Javaで文字列をアルファベット順にソートする2つの方法を解説
Javaでは、文字列を構成する文字をアルファベット順に並べ替えたい場面がよくあります。この記事では、代表的な2つの方法――toCharArray()メソッドとArrays.sort()を組み合わせる方法、そしてループ処理で手動的にソートする方法――を、サンプルコード付きでわかりやすく解説します。
toCharArray()メソッドを使う方法
StringクラスのtoCharArray()メソッドは、文字列をchar型の配列に変換して返します。これをArraysクラスのsort()メソッドと組み合わせることで、短いコードで文字列をアルファベット順にソートできます。
手順は以下の通りです。
- 対象となる文字列を取得します。
- toCharArray()メソッドを使って、文字列をchar型配列に変換します。

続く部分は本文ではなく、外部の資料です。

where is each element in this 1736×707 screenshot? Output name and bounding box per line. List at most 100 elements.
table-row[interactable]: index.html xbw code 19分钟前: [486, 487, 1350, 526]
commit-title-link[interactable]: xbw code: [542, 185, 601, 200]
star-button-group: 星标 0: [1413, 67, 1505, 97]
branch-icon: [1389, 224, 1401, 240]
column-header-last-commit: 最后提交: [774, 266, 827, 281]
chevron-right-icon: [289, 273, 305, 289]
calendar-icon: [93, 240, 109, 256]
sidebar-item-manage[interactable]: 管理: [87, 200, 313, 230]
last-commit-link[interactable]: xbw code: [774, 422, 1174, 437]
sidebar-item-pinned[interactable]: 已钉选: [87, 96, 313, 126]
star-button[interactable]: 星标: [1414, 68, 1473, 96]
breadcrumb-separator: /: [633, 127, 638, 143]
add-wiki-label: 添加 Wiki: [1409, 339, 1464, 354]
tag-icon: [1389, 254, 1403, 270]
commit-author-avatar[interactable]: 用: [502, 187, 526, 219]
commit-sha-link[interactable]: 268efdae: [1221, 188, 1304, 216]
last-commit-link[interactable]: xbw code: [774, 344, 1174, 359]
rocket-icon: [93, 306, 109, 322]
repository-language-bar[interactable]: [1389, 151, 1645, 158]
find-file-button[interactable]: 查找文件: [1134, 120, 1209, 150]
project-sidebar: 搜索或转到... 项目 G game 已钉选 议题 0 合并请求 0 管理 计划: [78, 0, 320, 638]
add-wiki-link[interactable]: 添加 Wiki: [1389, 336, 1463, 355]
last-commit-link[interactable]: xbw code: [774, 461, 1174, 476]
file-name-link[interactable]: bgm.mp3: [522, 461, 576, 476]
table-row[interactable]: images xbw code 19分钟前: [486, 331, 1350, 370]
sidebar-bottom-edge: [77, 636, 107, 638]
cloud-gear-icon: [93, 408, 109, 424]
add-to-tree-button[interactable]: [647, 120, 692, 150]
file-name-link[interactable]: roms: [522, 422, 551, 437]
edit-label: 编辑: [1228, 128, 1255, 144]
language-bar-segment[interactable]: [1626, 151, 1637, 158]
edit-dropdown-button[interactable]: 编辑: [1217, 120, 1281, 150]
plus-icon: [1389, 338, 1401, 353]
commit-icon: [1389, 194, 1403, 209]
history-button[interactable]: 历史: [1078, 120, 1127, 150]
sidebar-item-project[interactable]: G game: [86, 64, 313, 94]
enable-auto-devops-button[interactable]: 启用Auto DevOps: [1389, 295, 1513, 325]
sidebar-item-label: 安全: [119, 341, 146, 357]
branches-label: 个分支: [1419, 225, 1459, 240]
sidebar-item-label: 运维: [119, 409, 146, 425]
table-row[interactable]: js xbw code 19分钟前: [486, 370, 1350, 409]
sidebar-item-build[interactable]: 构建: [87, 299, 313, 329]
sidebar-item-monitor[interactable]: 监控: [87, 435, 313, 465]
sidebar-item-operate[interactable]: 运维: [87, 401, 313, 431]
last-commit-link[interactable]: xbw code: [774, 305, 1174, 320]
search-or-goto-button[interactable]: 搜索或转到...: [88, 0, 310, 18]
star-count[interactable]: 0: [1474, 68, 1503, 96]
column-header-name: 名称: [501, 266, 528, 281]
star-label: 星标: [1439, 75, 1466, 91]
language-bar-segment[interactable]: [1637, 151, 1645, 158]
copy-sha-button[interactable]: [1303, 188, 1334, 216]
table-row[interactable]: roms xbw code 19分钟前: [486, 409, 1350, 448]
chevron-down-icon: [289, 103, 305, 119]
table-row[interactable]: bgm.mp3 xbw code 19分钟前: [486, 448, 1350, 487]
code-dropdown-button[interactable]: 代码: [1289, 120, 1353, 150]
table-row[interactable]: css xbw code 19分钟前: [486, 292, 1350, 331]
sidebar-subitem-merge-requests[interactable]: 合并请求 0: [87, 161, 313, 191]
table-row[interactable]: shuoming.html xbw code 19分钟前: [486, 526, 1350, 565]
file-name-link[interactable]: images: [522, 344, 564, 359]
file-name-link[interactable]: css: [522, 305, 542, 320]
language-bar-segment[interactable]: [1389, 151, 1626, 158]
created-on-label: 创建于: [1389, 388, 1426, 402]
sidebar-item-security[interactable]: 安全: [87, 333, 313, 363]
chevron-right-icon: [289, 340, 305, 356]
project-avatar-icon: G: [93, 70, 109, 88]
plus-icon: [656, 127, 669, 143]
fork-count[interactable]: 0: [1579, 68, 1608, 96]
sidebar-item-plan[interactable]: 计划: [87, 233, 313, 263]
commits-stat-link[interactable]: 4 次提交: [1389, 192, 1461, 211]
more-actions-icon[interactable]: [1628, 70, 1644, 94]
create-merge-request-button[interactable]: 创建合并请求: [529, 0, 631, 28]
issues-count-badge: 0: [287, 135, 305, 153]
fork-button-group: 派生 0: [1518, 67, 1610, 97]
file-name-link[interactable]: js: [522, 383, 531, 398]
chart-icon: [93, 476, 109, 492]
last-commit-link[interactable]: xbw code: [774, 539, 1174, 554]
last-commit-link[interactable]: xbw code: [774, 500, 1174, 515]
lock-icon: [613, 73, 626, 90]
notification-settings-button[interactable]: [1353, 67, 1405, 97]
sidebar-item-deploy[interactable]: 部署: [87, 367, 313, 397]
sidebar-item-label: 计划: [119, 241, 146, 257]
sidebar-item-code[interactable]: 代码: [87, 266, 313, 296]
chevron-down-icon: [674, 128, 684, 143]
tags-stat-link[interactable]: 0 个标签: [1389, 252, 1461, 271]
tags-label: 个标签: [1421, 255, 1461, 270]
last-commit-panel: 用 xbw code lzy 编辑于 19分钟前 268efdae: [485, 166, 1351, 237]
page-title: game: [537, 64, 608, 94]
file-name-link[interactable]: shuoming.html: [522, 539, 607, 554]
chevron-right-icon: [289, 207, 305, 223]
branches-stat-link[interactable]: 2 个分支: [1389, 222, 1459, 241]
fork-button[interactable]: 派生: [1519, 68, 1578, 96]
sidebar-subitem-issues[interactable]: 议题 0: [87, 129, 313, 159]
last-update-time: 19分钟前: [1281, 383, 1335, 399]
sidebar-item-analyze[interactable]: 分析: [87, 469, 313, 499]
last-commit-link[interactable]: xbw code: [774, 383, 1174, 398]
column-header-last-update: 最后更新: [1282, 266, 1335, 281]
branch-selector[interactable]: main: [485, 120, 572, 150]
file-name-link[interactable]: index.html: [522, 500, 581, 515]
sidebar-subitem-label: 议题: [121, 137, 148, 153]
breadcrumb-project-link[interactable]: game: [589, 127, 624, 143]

- Arraysクラスのsort()メソッドで配列をソートします。
- ソート済みの配列をStringのコンストラクタに渡し、再び文字列に戻します。
コード例
import java.util.Arrays;
import java.util.Scanner;
public class SortingString {
public static void main(String args[]) {
Scanner sc = new Scanner(System.in);
System.out.println("Enter a string value: ");
String str = sc.nextLine();
char charArray[] = str.toCharArray();
Arrays.sort(charArray);
System.out.println(new String(charArray));
}
}
実行結果
Enter a string value: Tutorialspoint Taiilnooprsttu
入力した「Tutorialspoint」の各文字が、Unicode(ASCII)の順序に従って「Taiilnooprsttu」と並べ替えられています。大文字の方が小文字より先に配置される点に注意してください。
ループ処理で手動ソートする方法
標準ライブラリに頼らず、要素の比較と入れ替えを自分で実装してソートすることもできます。ここでは選択ソートに近い手法を紹介します。
- 対象となる文字列を取得します。
- toCharArray()メソッドで文字列をchar型配列に変換します。
- 先頭の要素とそれ以降の要素を順番に比較していきます。
- 前の要素が後ろの要素より大きければ、両者を入れ替えます。
- 次に2番目と3番目の要素を比較し、同様に入れ替えます。
- これを配列の末尾まで繰り返すと、昇順に並び替えられます。
コード例
import java.util.Arrays;
import java.util.Scanner;
public class SortingString {
public static void main(String args[]) {
int temp, size;
Scanner sc = new Scanner(System.in);
System.out.println("Enter a string value: ");
String str = sc.nextLine();
char charArray[] = str.toCharArray();
size = charArray.length;
for(int i = 0; i < size; i++ ) {
for(int j = i+1; j < size; j++) {
if(charArray[i]>charArray[j]) {
temp = charArray[i];
charArray[i] = charArray[j];
charArray[j] = (char) temp;
}
}
}
System.out.println("Sorted character array: " + Arrays.toString(charArray));
}
}
実行結果
Enter a string value: Tutorialspoint Sorted character array: [T, a, i, i, l, n, o, o, p, r, s, t, t, u]
なお、この手動ソートの計算量はO(n²)であるため、長い文字列を扱う場合はArrays.sort()を使用する方が効率的です。また、日本語などマルチバイト文字の自然な順序でソートしたい場合や、大文字小文字を区別せずに並べ替えたい場合は、java.text.Collatorクラスの利用も検討するとよいでしょう。